Well I have the same issue to deal with on my '12 roadster pickup. And since I don't know the previous maintenance history on it, am also wondering if maybe this axle though, does have the bronze thrust washers. I've read where supposedly the early 12's did have them, then about half way through the model year Ford switched to the babbit washers. I really don't feel like pulling this thing to check, but it does have the leak, and curiosity of course has the better of me. There is virtually no play on the axles when you yank on the wheels though, so that seems to be good. The eng. number is 90,+++ which supposedly makes it around Dec. 1911 build, body tag number is only a few past the engine number.
Anyone want to weigh in on their thoughts/knowledge of the washers being bronze for that build number?
The washers would not make it leak, but they can fail quickly and unexpectedly.
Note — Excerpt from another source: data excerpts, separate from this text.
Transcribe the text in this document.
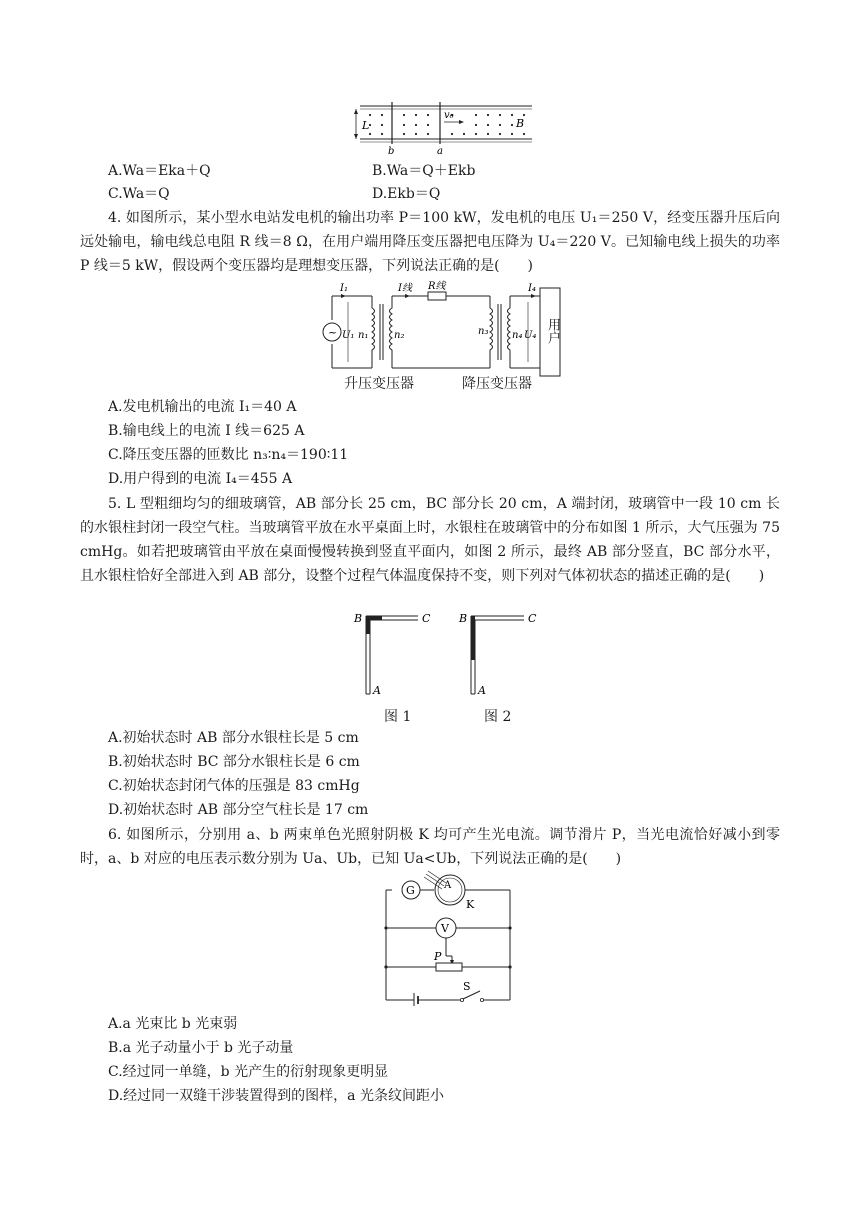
L
v₀
B
b	a
A.Wa＝Eka＋Q	B.Wa＝Q＋Ekb
C.Wa＝Q	D.Ekb＝Q
4. 如图所示，某小型水电站发电机的输出功率 P＝100 kW，发电机的电压 U₁＝250 V，经变压器升压后向远处输电，输电线总电阻 R 线＝8 Ω，在用户端用降压变压器把电压降为 U₄＝220 V。已知输电线上损失的功率 P 线＝5 kW，假设两个变压器均是理想变压器，下列说法正确的是(　　)
~
I₁
U₁ n₁	n₂
I线 R线
n₃ n₄
I₄
U₄ 用户
升压变压器	降压变压器
A.发电机输出的电流 I₁＝40 A
B.输电线上的电流 I 线＝625 A
C.降压变压器的匝数比 n₃∶n₄＝190∶11
D.用户得到的电流 I₄＝455 A
5. L 型粗细均匀的细玻璃管，AB 部分长 25 cm，BC 部分长 20 cm，A 端封闭，玻璃管中一段 10 cm 长的水银柱封闭一段空气柱。当玻璃管平放在水平桌面上时，水银柱在玻璃管中的分布如图 1 所示，大气压强为 75 cmHg。如若把玻璃管由平放在桌面慢慢转换到竖直平面内，如图 2 所示，最终 AB 部分竖直，BC 部分水平，且水银柱恰好全部进入到 AB 部分，设整个过程气体温度保持不变，则下列对气体初状态的描述正确的是(　　)
B	C
A
B	C
A
图 1	图 2
A.初始状态时 AB 部分水银柱长是 5 cm
B.初始状态时 BC 部分水银柱长是 6 cm
C.初始状态封闭气体的压强是 83 cmHg
D.初始状态时 AB 部分空气柱长是 17 cm
6. 如图所示，分别用 a、b 两束单色光照射阴极 K 均可产生光电流。调节滑片 P，当光电流恰好减小到零时，a、b 对应的电压表示数分别为 Ua、Ub，已知 Ua<Ub，下列说法正确的是(　　)
G	A
K
V
P
S
A.a 光束比 b 光束弱
B.a 光子动量小于 b 光子动量
C.经过同一单缝，b 光产生的衍射现象更明显
D.经过同一双缝干涉装置得到的图样，a 光条纹间距小
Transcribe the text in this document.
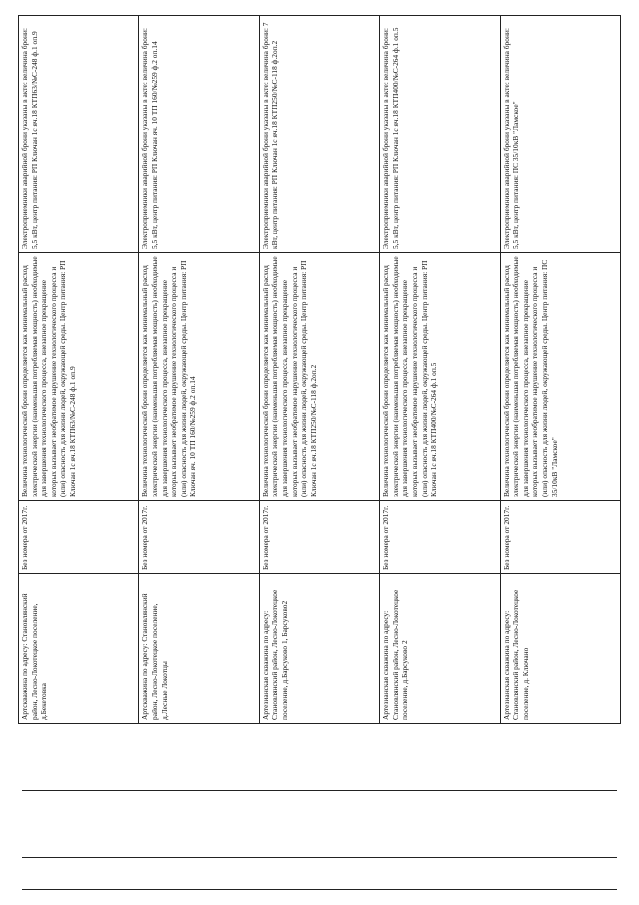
Артскважина по адресу: Становлянский район, Лесно-Локотецкое поселение, д.Бекетовка	Без номера от 2017г.	Величина технологической брони определяется как минимальный расход электрической энергии (наименьшая потребляемая мощность) необходимые для завершения технологического процесса, внезапное прекращение которых вызывает необратимое нарушение технологического процесса и (или) опасность для жизни людей, окружающей среды. Центр питания: РП Ключан 1с яч.18 КТП63/№С-248 ф.1 оп.9	Электроприемники аварийной брони указаны в акте: величина брони: 5,5 кВт, центр питания: РП Ключан 1с яч.18 КТП63/№С-248 ф.1 оп.9
Артскважина по адресу: Становлянский район, Лесно-Локотецкое поселение, д.Лесные Локотцы	Без номера от 2017г.	Величина технологической брони определяется как минимальный расход электрической энергии (наименьшая потребляемая мощность) необходимые для завершения технологического процесса, внезапное прекращение которых вызывает необратимое нарушение технологического процесса и (или) опасность для жизни людей, окружающей среды. Центр питания: РП Ключан яч. 10 ТП 160/№259 ф.2 оп.14	Электроприемники аварийной брони указаны в акте: величина брони: 5,5 кВт, центр питания: РП Ключан яч. 10 ТП 160/№259 ф.2 оп.14
Артезианская скважина по адресу: Становлянский район, Лесно-Локотецкое поселение, д.Барсуково 1, Барсуково2	Без номера от 2017г.	Величина технологической брони определяется как минимальный расход электрической энергии (наименьшая потребляемая мощность) необходимые для завершения технологического процесса, внезапное прекращение которых вызывает необратимое нарушение технологического процесса и (или) опасность для жизни людей, окружающей среды. Центр питания: РП Ключан 1с яч.18 КТП250/№С-118 ф.2оп.2	Электроприемники аварийной брони указаны в акте: величина брони: 7 кВт, центр питания: РП Ключан 1с яч.18 КТП250/№С-118 ф.2оп.2
Артезианская скважина по адресу: Становлянский район, Лесно-Локотецкое поселение, д.Барсуково 2	Без номера от 2017г.	Величина технологической брони определяется как минимальный расход электрической энергии (наименьшая потребляемая мощность) необходимые для завершения технологического процесса, внезапное прекращение которых вызывает необратимое нарушение технологического процесса и (или) опасность для жизни людей, окружающей среды. Центр питания: РП Ключан 1с яч.18 КТП400/№С-264 ф.1 оп.5	Электроприемники аварийной брони указаны в акте: величина брони: 5,5 кВт, центр питания: РП Ключан 1с яч.18 КТП400/№С-264 ф.1 оп.5
Артезианская скважина по адресу: Становлянский район, Лесно-Локотецкое поселение, д. Ключано	Без номера от 2017г.	Величина технологической брони определяется как минимальный расход электрической энергии (наименьшая потребляемая мощность) необходимые для завершения технологического процесса, внезапное прекращение которых вызывает необратимое нарушение технологического процесса и (или) опасность для жизни людей, окружающей среды. Центр питания: ПС 35/10кВ "Ламское"	Электроприемники аварийной брони указаны в акте: величина брони: 5,5 кВт, центр питания: ПС 35/10кВ "Ламское"
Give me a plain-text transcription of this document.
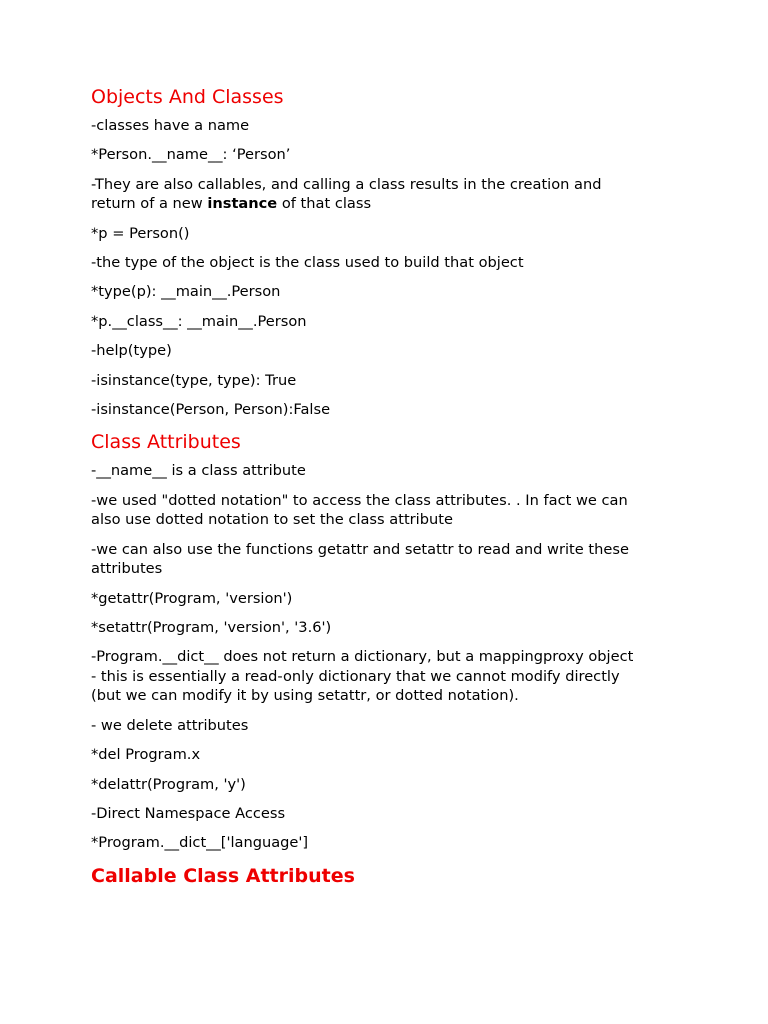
Objects And Classes
-classes have a name
*Person.__name__: ‘Person’
-They are also callables, and calling a class results in the creation and
return of a new instance of that class
*p = Person()
-the type of the object is the class used to build that object
*type(p): __main__.Person
*p.__class__: __main__.Person
-help(type)
-isinstance(type, type): True
-isinstance(Person, Person):False
Class Attributes
-__name__ is a class attribute
-we used "dotted notation" to access the class attributes. . In fact we can
also use dotted notation to set the class attribute
-we can also use the functions getattr and setattr to read and write these
attributes
*getattr(Program, 'version')
*setattr(Program, 'version', '3.6')
-Program.__dict__ does not return a dictionary, but a mappingproxy object
- this is essentially a read-only dictionary that we cannot modify directly
(but we can modify it by using setattr, or dotted notation).
- we delete attributes
*del Program.x
*delattr(Program, 'y')
-Direct Namespace Access
*Program.__dict__['language']
Callable Class Attributes
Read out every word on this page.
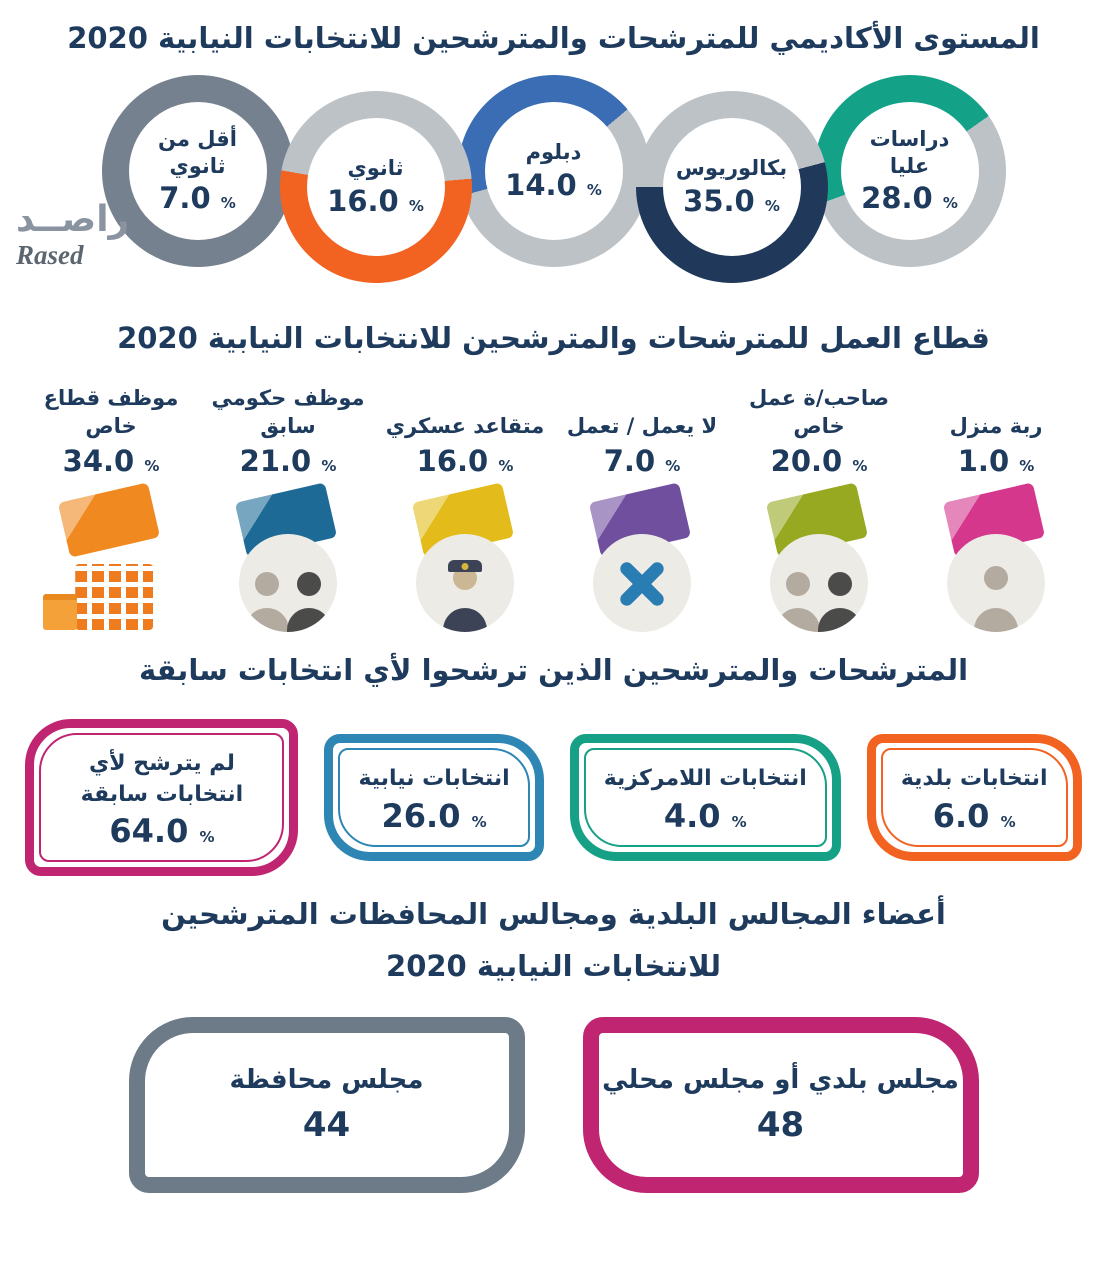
المستوى الأكاديمي للمترشحات والمترشحين للانتخابات النيابية 2020
دراسات عليا
28.0 %
بكالوريوس
35.0 %
دبلوم
14.0 %
ثانوي
16.0 %
أقل من ثانوي
7.0 %
راصــد
Rased
قطاع العمل للمترشحات والمترشحين للانتخابات النيابية 2020
ربة منزل
1.0 %
صاحب/ة عمل خاص
20.0 %
لا يعمل / تعمل
7.0 %
متقاعد عسكري
16.0 %
موظف حكومي سابق
21.0 %
موظف قطاع خاص
34.0 %
المترشحات والمترشحين الذين ترشحوا لأي انتخابات سابقة
انتخابات بلدية
6.0 %
انتخابات اللامركزية
4.0 %
انتخابات نيابية
26.0 %
لم يترشح لأي انتخابات سابقة
64.0 %
أعضاء المجالس البلدية ومجالس المحافظات المترشحين
للانتخابات النيابية 2020
مجلس بلدي أو مجلس محلي
48
مجلس محافظة
44
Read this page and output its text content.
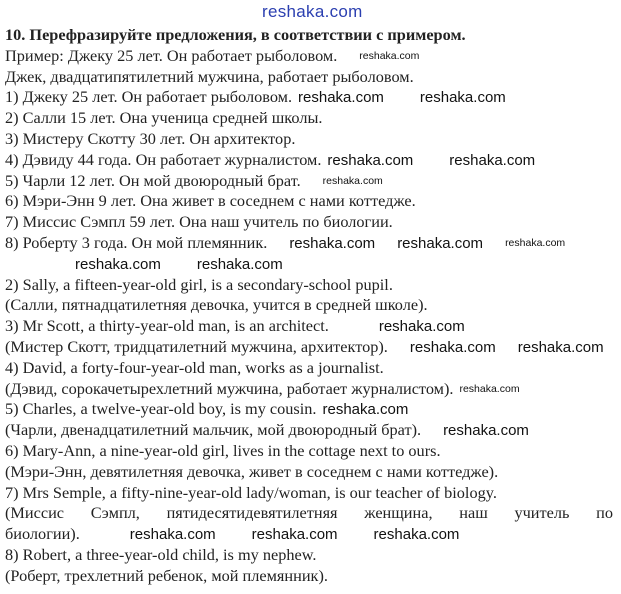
reshaka.com
10. Перефразируйте предложения, в соответствии с примером.
Пример: Джеку 25 лет. Он работает рыболовом. reshaka.com
Джек, двадцатипятилетний мужчина, работает рыболовом.
1) Джеку 25 лет. Он работает рыболовом. reshaka.com reshaka.com
2) Салли 15 лет. Она ученица средней школы.
3) Мистеру Скотту 30 лет. Он архитектор.
4) Дэвиду 44 года. Он работает журналистом. reshaka.com reshaka.com
5) Чарли 12 лет. Он мой двоюродный брат. reshaka.com
6) Мэри-Энн 9 лет. Она живет в соседнем с нами коттедже.
7) Миссис Сэмпл 59 лет. Она наш учитель по биологии.
8) Роберту 3 года. Он мой племянник. reshaka.com reshaka.com reshaka.com
reshaka.com reshaka.com
2) Sally, a fifteen-year-old girl, is a secondary-school pupil.
(Салли, пятнадцатилетняя девочка, учится в средней школе).
3) Mr Scott, a thirty-year-old man, is an architect.	reshaka.com
(Мистер Скотт, тридцатилетний мужчина, архитектор). reshaka.com reshaka.com
4) David, a forty-four-year-old man, works as a journalist.
(Дэвид, сорокачетырехлетний мужчина, работает журналистом). reshaka.com
5) Charles, a twelve-year-old boy, is my cousin. reshaka.com
(Чарли, двенадцатилетний мальчик, мой двоюродный брат). reshaka.com
6) Mary-Ann, a nine-year-old girl, lives in the cottage next to ours.
(Мэри-Энн, девятилетняя девочка, живет в соседнем с нами коттедже).
7) Mrs Semple, a fifty-nine-year-old lady/woman, is our teacher of biology.
(Миссис Сэмпл, пятидесятидевятилетняя женщина, наш учитель по
биологии).	reshaka.com reshaka.com reshaka.com
8) Robert, a three-year-old child, is my nephew.
(Роберт, трехлетний ребенок, мой племянник).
When they fail you could lose your brakes or ability to go forward or backward with the engine. If you have never had it apart, it would be a very good idea to at least pull it apart and check the washers and replace if needed. While it's apart follow the instructions in the book Rear Axle. Check all parts and clearances and replace or adjust everything according to spec. When you re-assemble use gasket sealer on mating surfaces whether or not you use a gasket. Fill to proper level. While it's apart, replace axle seals too.
Most axles which drip will drip from the center back because that is the lowest part. You need to trace the source, because it could be comming from around the rivits, or from the driveshaft spool and still drip right in the center. Another place where leaks occur is at the ends of the axles, but in that case the grease will be on the wheels.